The outlook for the global reinsurance sector in 2014 remains stable, according to ratings agency A.M. Best, despite the overcapacity in the market created by well-capitalised traditional players and the influence of alternative capital.
A stable outlook means that A.M. Best expects the majority of its rating actions on global reinsurers will be affirmations, rather than upgrades or downgrades, over the next 12 to 18 months. Underpinning this is the robust capital position of rated reinsurers, strong enterprise risk management and an improving economic outlook.
However the market faces overcapacity, according to A.M. Best Co. Vice President Robert DeRose, partly from the well-capitalised traditional reinsurance players but exacerbated by the influx of alternative capital from the likes of pension funds, hedge funds and other capital markets players.
DeRose also highlights the light catastrophe year, reduced demand from ceding companies who are retaining more business, which combined with the overcapacity is creating a supply and demand imbalance in the global reinsurance market.
A.M. Best has noticed reinsurers being more selective with the property catastrophe business they underwrite and deploying more capacity into longer tail lines. However, DeRose stressed that this is only a subtle shift in product and portfolio mix as the rate environment is challenging in non-property lines of business as well.
A.M. Best said in its global reinsurance outlook report that there is too much capital chasing the same opportunities and that this has put pressure on reinsurance pricing as well as terms and conditions. With third-party capital taking the higher layer opportunities and primary insurers increasing their retentions, reinsurance companies seem to be stuck in the middle, A.M. Best explained.
While this risk-sharing battle between primary retentions and reinsurers looking for well-priced opportunities to deploy capital is important it is very different to the inflow of capital from insurance-linked securities (ILS), collateralized reinsurance structures and even rated balance sheets, said A.M. Best.
The external threat from third-party capital, with vast amounts of money potentially available, is of concern and, A.M. Best said, ‘could be the game-changer going forward’. In this environment, reinsurers with primary insurance arms and the ability to manage third-party capital are the best positioned to succeed, Best explained.

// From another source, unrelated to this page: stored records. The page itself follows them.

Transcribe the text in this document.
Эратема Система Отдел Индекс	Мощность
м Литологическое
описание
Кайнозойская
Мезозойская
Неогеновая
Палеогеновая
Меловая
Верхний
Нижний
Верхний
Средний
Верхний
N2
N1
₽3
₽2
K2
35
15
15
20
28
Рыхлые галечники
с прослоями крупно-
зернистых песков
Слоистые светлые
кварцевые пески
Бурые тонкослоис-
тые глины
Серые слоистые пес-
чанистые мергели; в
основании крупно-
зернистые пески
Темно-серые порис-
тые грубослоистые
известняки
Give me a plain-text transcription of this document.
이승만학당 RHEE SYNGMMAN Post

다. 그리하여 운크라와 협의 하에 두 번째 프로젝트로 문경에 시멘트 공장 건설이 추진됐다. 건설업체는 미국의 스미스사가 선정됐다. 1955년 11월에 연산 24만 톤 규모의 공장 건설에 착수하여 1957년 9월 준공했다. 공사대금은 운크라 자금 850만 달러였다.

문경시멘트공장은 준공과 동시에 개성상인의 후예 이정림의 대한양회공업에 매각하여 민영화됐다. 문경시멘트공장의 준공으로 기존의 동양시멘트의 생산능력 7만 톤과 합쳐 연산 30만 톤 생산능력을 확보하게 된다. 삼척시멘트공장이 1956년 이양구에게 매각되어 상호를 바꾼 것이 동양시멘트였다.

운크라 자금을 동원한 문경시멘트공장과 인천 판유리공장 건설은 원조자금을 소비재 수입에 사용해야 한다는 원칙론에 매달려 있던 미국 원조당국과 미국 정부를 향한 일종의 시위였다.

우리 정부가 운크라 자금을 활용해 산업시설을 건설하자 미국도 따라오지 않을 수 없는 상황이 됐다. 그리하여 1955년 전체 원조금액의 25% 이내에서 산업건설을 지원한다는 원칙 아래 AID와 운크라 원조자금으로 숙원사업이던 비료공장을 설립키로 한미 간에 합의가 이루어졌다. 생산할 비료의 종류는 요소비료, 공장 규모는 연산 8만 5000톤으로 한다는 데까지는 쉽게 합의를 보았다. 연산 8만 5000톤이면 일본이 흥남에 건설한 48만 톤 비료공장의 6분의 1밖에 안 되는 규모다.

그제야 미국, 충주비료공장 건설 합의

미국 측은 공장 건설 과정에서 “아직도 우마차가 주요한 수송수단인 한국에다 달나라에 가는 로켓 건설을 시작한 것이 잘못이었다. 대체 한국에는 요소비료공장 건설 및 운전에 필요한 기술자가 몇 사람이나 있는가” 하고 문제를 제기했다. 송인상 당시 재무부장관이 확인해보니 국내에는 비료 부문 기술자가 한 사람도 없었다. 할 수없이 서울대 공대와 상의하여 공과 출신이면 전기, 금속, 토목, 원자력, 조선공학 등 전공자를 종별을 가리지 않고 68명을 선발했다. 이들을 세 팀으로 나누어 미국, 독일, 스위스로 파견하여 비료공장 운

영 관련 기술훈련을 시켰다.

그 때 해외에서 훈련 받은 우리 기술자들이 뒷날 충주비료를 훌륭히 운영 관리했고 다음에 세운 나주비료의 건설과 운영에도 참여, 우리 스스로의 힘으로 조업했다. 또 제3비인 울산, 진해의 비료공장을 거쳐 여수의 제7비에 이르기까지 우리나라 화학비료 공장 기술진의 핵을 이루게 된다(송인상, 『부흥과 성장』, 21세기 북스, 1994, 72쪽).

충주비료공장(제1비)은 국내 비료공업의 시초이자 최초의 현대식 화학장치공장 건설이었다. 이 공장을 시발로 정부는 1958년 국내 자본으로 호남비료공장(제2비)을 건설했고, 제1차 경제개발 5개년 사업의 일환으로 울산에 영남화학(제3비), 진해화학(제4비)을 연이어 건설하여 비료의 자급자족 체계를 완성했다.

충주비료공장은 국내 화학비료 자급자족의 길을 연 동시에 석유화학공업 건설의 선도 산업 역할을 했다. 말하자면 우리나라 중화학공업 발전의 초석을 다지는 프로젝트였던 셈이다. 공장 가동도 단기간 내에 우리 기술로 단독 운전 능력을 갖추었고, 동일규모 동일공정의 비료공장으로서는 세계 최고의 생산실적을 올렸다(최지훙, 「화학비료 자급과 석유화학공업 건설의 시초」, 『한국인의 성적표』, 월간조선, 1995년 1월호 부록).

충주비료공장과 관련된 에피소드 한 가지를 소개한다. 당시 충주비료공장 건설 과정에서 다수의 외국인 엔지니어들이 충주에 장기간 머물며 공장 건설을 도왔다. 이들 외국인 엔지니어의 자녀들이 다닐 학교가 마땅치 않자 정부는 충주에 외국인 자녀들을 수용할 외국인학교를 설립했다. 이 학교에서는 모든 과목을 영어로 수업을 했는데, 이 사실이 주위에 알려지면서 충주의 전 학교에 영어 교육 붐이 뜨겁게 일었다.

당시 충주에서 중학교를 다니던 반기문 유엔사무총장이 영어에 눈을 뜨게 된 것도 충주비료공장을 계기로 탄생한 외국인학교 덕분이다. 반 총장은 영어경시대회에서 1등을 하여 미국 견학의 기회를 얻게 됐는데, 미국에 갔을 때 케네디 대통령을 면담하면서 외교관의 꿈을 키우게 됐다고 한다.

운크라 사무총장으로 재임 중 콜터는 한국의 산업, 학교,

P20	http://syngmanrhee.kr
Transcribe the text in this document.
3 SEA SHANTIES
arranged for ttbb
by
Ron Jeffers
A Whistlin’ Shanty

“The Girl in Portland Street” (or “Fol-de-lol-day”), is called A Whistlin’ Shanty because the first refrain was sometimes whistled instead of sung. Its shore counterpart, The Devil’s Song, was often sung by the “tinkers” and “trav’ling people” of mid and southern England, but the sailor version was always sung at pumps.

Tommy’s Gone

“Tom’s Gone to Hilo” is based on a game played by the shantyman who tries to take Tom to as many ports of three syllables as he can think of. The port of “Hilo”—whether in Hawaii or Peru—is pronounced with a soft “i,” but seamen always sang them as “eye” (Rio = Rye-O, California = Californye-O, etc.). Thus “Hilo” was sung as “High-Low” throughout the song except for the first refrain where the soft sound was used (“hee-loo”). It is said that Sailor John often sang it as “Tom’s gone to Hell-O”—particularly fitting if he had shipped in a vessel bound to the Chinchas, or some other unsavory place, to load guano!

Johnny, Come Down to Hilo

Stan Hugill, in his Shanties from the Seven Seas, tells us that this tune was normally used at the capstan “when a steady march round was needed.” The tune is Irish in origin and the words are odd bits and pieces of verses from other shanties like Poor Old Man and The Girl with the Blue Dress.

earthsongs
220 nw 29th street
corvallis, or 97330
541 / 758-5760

Reinsurers returns are destined to be squeezed in the year ahead, with underwriting margins under pressure from competition and low investment yields. A.M. Best expects reinsurers to produce average returns in the high single digit range, including the benefit of prior year reserve releases. Despite the lacklustre returns, A.M. Best expects risk-adjusted capital will remain strong as reinsurers look to reduce exposures to less attractively priced, volatile business.
A.M. Best’s outlook suggests a stable year for reinsurers, but with the ever present threat of increased participation from third-party capital a potential game-changer waiting on the sidelines of the reinsurance market. In such an environment, diligence and sensible underwriting will be key to ensure that no over-exposure is being assumed by reinsurers which may feel under threat.